И последнее, что он ощутил перед тем, как с головой погрузиться в новые волны, волны тошноты, было деликатное напоминание Рудольфа о том, что он ведь предупреждал, пытался….
День прошел, как в дурном сне. Когда выпотрошенный желудок все же убедил остальное тело с головой заодно, что он больше не способен ничего вкладывать в общее дело очищения, походы в туалет прекратились. И накатила слабость. Барок несколько часов провалялся, закутавшись во все тот же старый и потрепанный плед, памятный по первым обнаруженным чувствам. Он то выныривал из накатывающей одури, то погружался в нее вновь. Блевать, хвала всем богам, больше не хотелось. Есть (бр-р-р) – тоже.

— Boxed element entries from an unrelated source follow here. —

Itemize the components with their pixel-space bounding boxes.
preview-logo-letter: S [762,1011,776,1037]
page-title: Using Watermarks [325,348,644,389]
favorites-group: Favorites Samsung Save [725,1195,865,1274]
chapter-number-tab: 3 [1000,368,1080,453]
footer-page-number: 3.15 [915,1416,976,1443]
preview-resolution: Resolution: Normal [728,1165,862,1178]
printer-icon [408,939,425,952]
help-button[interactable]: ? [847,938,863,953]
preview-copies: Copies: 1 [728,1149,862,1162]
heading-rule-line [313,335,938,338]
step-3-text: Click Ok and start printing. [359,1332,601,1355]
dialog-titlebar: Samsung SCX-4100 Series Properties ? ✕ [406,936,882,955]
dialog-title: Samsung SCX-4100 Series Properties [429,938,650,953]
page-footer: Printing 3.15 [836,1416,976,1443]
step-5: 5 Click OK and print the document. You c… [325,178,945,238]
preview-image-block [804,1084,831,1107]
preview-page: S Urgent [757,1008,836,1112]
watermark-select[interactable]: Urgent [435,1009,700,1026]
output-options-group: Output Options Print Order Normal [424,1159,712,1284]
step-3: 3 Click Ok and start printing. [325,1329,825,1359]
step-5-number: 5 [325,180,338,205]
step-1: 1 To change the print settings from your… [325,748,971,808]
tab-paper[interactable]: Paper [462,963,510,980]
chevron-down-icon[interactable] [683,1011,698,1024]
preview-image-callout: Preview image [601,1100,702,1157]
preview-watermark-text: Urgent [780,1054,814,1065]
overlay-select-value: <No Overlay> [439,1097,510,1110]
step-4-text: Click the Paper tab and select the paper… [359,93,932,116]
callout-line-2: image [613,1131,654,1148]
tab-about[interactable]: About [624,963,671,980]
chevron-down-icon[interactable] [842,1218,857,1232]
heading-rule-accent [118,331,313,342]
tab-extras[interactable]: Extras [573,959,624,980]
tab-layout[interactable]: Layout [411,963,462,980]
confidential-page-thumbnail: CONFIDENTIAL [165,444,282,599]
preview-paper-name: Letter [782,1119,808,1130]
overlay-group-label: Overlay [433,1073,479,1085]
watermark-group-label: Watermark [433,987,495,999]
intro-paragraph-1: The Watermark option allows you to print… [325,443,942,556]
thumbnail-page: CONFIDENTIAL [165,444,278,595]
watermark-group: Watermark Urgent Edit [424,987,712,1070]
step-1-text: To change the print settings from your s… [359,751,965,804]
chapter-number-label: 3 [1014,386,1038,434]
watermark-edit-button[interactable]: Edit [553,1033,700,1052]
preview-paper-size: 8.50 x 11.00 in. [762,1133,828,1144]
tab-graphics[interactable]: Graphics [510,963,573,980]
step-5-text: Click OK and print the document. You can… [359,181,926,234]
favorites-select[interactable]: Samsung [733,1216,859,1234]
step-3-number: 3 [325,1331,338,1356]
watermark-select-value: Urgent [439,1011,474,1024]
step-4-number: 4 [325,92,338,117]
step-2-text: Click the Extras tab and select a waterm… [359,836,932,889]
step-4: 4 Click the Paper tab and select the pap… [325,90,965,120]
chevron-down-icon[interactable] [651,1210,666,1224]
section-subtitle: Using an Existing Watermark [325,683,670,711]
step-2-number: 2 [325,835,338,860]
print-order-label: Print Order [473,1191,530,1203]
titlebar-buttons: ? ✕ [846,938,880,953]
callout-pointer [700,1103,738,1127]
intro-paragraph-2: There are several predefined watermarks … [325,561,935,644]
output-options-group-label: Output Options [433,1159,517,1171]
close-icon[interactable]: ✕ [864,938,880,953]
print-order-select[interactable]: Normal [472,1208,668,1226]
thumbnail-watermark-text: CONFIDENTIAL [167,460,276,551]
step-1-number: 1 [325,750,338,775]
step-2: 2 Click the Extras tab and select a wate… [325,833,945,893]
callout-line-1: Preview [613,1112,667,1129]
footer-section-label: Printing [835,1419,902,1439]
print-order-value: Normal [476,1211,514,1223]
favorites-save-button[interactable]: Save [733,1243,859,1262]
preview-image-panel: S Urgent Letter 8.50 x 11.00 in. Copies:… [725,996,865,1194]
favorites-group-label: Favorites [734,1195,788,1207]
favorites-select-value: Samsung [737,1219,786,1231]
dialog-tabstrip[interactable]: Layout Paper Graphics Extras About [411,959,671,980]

Хотелось пить, но не столько от жажды, сколько от смутной надежды погасить полыхающий внутри гнусный грязно-зеленый огонь. И Барок пил. Заставлял себя встать, вставал, шел на кухню, шатаясь на ватных ногах, наливал себе воды и пил. Легче не становилось. Вода липким холодным шаром каталась в желудке, только усиливая чувство мерзости, но через некоторое время Барок все равно вставал и опять шлепал на кухню, повторить экзекуцию. Просто для того, чтобы не лежать все время, ощущая накатывающую дурноту.
А потом он провалился-таки в сон. Рваный, неприятный и тяжелый, сон все же принес некоторое облегчение. Дальше дело пошло легче. Поспать получилось еще и еще. Барок даже смог заставить себя немного поесть. И удержать съеденное внутри. В общем, к наступлению сумерек жизнь кое-как вернулась в свою колею, оставив позади длинный и глубокий след, в котором огромными буквами было прописано напоминание о бездарно потерянном дне. Барок счел, что предупреждения хватит надолго.